Colgó y miró el río Potomac, calmado e inmóvil bajo el sol de la tarde. Ya no era un arrastrado acuchillador. Era un asesor de Washington que volvía a casa de una reunión importante.

Su transformación era completa.

Quince

Mackenzie sacó la mochila del compartimiento de arriba del pequeño avión y se la colgó en el hombro derecho. Lo estrecho del sitio y las turbulencias habían conseguido hacerle sentir cada centímetro de la herida, pero se resistía a tomar analgésicos. No había tomado nada desde el sábado y ahora era martes por la tarde; habían pasado cuatro días desde el ataque que le había abierto el costado.

Cuatro días frustrantes.

Era hora de regresar a sus fantasmas, caer en su cama y volver a trabajar al día siguiente. El rastro de su atacante estaba muy frío. Los equipos de búsqueda no habían encontrado ninguna prueba de su identidad ni de su paradero en las montañas y las huellas que había sacado la policía del cuchillo no estaban en ninguna base de datos. Mackenzie había hecho lo que había podido para ayudar con la búsqueda, pero no habían conseguido nada.
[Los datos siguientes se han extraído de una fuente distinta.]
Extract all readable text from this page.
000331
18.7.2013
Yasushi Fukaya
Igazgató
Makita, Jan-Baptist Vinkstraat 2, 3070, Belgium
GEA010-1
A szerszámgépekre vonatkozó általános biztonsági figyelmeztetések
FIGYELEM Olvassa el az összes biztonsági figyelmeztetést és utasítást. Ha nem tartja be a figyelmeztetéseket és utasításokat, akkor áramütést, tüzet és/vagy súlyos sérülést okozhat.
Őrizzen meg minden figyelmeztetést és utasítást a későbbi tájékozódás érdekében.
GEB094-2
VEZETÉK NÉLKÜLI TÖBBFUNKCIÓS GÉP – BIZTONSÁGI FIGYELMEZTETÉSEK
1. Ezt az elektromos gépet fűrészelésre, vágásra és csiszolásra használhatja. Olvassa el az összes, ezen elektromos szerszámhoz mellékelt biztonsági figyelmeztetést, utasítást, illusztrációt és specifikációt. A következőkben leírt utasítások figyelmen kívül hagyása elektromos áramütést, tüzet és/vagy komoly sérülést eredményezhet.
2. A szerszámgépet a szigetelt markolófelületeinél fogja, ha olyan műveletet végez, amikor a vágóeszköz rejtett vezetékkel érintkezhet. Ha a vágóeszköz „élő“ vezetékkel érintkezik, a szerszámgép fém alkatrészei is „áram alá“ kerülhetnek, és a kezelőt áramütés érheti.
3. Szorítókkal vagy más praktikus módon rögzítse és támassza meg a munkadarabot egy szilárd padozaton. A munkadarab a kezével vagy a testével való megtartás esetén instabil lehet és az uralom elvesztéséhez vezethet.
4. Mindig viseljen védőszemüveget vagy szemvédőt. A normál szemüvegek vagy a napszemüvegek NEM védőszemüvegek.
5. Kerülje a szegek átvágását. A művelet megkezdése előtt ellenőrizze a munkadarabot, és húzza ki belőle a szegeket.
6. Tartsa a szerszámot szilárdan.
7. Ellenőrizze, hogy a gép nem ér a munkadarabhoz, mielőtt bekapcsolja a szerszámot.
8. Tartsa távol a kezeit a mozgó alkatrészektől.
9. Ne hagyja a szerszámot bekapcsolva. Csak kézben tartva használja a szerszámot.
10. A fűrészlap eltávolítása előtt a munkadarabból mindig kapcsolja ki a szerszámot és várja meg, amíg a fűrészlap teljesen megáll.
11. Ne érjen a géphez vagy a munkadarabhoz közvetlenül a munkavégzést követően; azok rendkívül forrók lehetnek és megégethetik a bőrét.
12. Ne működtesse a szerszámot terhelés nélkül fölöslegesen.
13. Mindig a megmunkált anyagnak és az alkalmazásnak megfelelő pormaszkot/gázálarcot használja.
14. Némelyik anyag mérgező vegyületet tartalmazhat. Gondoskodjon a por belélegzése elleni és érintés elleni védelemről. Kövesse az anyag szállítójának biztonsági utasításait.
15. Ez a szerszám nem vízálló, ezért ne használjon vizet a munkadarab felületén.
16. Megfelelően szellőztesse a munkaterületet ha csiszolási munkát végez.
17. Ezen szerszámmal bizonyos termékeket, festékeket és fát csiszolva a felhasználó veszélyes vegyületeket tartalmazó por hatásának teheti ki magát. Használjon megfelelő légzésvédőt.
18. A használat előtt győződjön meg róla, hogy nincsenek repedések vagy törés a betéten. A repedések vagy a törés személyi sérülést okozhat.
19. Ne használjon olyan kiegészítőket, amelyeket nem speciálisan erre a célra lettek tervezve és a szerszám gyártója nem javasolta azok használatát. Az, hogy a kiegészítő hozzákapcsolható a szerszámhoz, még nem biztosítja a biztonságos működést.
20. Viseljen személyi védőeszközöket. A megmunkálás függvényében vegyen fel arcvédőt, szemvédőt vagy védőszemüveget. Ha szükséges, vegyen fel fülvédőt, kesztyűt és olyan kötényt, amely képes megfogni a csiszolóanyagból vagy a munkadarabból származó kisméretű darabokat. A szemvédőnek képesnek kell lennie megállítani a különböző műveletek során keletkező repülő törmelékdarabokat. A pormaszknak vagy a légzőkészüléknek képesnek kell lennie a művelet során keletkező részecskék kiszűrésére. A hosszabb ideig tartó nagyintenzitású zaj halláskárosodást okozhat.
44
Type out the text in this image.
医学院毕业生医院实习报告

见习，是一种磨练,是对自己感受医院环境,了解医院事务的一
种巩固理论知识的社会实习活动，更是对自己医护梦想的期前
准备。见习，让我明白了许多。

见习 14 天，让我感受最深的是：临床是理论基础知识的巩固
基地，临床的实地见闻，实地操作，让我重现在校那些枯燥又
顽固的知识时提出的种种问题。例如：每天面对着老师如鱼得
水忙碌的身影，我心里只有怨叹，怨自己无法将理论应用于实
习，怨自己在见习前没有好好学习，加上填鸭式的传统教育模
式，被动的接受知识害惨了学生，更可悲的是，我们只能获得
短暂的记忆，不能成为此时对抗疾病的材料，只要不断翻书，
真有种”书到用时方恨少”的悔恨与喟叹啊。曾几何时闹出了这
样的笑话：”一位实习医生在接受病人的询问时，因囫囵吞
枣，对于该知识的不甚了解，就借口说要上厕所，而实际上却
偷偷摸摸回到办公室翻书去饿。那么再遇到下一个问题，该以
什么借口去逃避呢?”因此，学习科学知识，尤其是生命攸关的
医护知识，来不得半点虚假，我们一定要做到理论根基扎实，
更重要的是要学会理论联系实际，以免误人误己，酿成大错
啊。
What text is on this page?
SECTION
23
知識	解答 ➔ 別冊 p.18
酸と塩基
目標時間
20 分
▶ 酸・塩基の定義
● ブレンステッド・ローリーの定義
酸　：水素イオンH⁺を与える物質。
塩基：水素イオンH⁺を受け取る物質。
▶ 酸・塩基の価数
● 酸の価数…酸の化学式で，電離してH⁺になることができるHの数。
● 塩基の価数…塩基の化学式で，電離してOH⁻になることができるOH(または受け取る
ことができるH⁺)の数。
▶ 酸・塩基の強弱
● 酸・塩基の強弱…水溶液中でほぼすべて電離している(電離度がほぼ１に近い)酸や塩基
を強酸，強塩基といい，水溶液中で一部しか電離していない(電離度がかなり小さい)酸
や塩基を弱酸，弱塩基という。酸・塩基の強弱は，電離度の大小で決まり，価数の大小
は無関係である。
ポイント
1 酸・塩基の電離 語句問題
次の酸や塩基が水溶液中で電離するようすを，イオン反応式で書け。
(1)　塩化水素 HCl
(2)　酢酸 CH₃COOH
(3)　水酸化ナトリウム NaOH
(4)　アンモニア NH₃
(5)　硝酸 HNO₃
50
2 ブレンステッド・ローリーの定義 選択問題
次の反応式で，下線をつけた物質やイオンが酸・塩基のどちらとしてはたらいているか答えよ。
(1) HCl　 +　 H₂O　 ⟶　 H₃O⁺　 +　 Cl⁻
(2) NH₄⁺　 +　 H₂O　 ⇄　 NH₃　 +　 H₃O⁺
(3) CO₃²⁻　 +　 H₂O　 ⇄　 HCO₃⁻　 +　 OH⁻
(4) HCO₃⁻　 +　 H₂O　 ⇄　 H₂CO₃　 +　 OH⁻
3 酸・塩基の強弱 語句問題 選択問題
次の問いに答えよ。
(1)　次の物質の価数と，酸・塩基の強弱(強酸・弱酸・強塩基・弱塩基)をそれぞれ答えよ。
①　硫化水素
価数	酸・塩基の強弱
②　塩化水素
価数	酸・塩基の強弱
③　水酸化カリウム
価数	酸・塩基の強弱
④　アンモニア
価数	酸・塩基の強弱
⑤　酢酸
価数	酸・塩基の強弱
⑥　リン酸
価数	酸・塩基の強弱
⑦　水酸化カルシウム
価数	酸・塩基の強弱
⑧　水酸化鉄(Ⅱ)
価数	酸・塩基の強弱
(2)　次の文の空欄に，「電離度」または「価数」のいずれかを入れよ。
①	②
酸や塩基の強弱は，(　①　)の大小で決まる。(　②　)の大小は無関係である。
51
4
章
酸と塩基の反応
Se sumó a la cola que salía del avión. Le dolía el costado, pero por mucho que deseara llegar a su casa, tenía que hacer antes una parada.

Bernadette Peacham había pedido verla.

Pensaba tomar un taxi, pero cuando se detuvo un momento para orientarse hacia la salida, Andrew Rook se colocó a su lado, tomándola por sorpresa. Vestía vaqueros y camiseta y estaba increíblemente sexy.

– Permíteme -tomó la mochila de Mackenzie-. Esos bikinis rosas y toallas de delfines son pesados.

– Rook, si le has hablado a alguien del bikini rosa…

– No ha hecho falta.

– Lo sabe todo Washington, ¿verdad?

– Lo del bikini sí. Lo de la toalla de delfines lo sabe poca gente.

Mackenzie pensó que aquello no era un gran consuelo.

– ¿Qué haces aquí? ¿Cómo sabías en qué vuelo llegaba? -suspiró-. ¡Maldito FBI!

Él sonrió.

– Nos encanta complacer.

Ella, libre de la mochila, apretó el paso.

– Me gustabas más cuando pensaba que trabajabas para Hacienda.

Él ignoró el comentario.

– Mi coche está en el aparcamiento. ¿Quieres que te traiga una silla de ruedas?

– Teniendo en cuenta que careces de sentido del humor, asumo que hablas en serio. No, no quiero que me traigas una silla de ruedas. Si quieres hacer algo por mí, búscame un taxi.

– De eso nada -él la miró con ojos más oscuros que de costumbre-. Si te dejara tomar un taxi y tropezaras en la oscuridad y perdieras un par de puntos, me metería en un buen lío.